A genuine economic cure involves encouraging not more consumer spending
but more production, the basis of which must come from more innovation.
And as numerous inventors, intellectual property-based companies, and
universities have told legislators, if the Patent Reform Act passes,
they’ll have to think hard before investing in new R&D – because their
breakthroughs will become much easier to steal.
The proposed patent reform now before the Senate (S.1145) takes the
stability and predictability of our 200-year-old,
Constitutionally-mandated patent system and throws it away. Among its
most objectionable features, the bill would create new procedures to
challenge the validity of a patent throughout its entire life. In other
words, neither inventors nor investors could ever know whether they own
a valid patent.
The bill would also create significant new obstacles for patent holders
seeking to enforce their rights or win just compensation from
intellectual property thieves. In particular, a higher bar would be
established for proving “willful infringement,” whose stiff penalties
are powerful deterrents. More important, the legislation also greatly
restricts time-honored litmus tests used by judges to determine
infringement damages, and replaces them with methodologies that reduce
the value assigned to patented technologies in most products. Thus the
rewards of innovation would be further limited.
And, as if foreign intellectual property theft was not already epidemic,
the bill would require Internet posting of pending patent applications
for all the world to see while the U.S. Patent Office deliberates. If
this patent reform succeeds, foreign intellectual property thieves –
whose increasingly bold piracy Washington has fought for decades – would
get a long, free look at the nuts and bolts of America’s newest
inventions. Could anyone imagine a better way to supercharge the
competitiveness of foreign economies at the expense of U.S.
entrepreneurs and working people?
America’s founding fathers knew that the nation’s prosperity and
security would depend heavily on a financial/technological covenant:
Private sector inventors would bear the financial risks needed to create
valuable new products and processes, and government would ensure that
their successes reaped appropriate returns. That’s precisely why the
Constitution itself charged Congress with creating and overseeing a
strong patent, trademark, and copyright system in the first place.

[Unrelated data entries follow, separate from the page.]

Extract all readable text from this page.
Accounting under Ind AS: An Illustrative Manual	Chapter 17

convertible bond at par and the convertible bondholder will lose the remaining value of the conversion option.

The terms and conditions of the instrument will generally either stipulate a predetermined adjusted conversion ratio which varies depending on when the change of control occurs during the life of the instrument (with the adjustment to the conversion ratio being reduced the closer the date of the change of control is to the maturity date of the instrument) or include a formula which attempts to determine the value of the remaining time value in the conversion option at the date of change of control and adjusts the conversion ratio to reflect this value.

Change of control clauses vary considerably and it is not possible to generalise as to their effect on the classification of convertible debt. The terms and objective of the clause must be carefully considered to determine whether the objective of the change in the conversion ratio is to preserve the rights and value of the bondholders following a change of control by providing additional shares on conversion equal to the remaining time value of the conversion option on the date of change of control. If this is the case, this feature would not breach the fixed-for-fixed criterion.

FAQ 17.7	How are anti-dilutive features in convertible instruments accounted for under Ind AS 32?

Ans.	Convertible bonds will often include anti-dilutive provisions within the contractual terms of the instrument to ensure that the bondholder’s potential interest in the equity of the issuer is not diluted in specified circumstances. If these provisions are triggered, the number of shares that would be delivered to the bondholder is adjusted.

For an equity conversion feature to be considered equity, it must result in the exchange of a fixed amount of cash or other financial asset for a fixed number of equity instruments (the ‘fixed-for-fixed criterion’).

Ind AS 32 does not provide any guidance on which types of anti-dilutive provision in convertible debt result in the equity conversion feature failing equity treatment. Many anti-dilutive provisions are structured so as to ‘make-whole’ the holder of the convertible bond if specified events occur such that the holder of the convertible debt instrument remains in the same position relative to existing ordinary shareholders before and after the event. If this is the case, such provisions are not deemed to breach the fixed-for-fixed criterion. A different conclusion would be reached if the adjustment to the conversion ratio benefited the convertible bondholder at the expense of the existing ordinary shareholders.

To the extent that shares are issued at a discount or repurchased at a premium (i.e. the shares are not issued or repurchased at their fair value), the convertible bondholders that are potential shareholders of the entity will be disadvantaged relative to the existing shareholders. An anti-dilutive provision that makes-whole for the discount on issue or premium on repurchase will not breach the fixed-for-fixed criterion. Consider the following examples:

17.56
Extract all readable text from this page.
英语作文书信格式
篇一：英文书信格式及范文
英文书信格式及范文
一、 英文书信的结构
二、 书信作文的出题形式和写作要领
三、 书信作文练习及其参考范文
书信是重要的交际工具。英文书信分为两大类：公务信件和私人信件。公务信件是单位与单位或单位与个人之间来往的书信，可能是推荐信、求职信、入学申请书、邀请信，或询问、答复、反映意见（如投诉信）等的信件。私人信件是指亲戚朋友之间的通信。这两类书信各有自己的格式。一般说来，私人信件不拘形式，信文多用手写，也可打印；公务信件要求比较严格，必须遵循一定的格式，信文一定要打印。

Moreover, contrary to the claims of the patent “reformers,” over the
last two centuries, Congress, the Patent Office, and the courts have
understood the need to change with the times. Especially during the last
50 years, they have put into effect scores of legal and regulatory
changes to accommodate and further stimulate technology’s rapid
evolution.
With the economy now so deeply troubled, America needs increased
innovation – and the new factories, jobs, and other forms of genuine
wealth it creates – more than ever.
Scrapping the Patent Reform Act will safeguard the time-tested, dynamic
patent system that has given U.S. inventors and businesses the
incentives needed to make America the world’s long-reigning technology
leader. Approving the legislation will undo this historic achievement,
and deepen our dangerous national addiction to financial gimmickry,
foreign capital, and skyrocketing national and personal debt.
Alan Tonelson is a Research Fellow at the U.S. Business and Industry
Council Educational Foundation in Washington, D.C. A contributor to the
Council’s AmericanEconomicAlert.org Web site, he is also a consultant to
CNN anchor Lou Dobbs and the author of The Race to the Bottom (Westview
Press, 2000). The views expressed here are his own.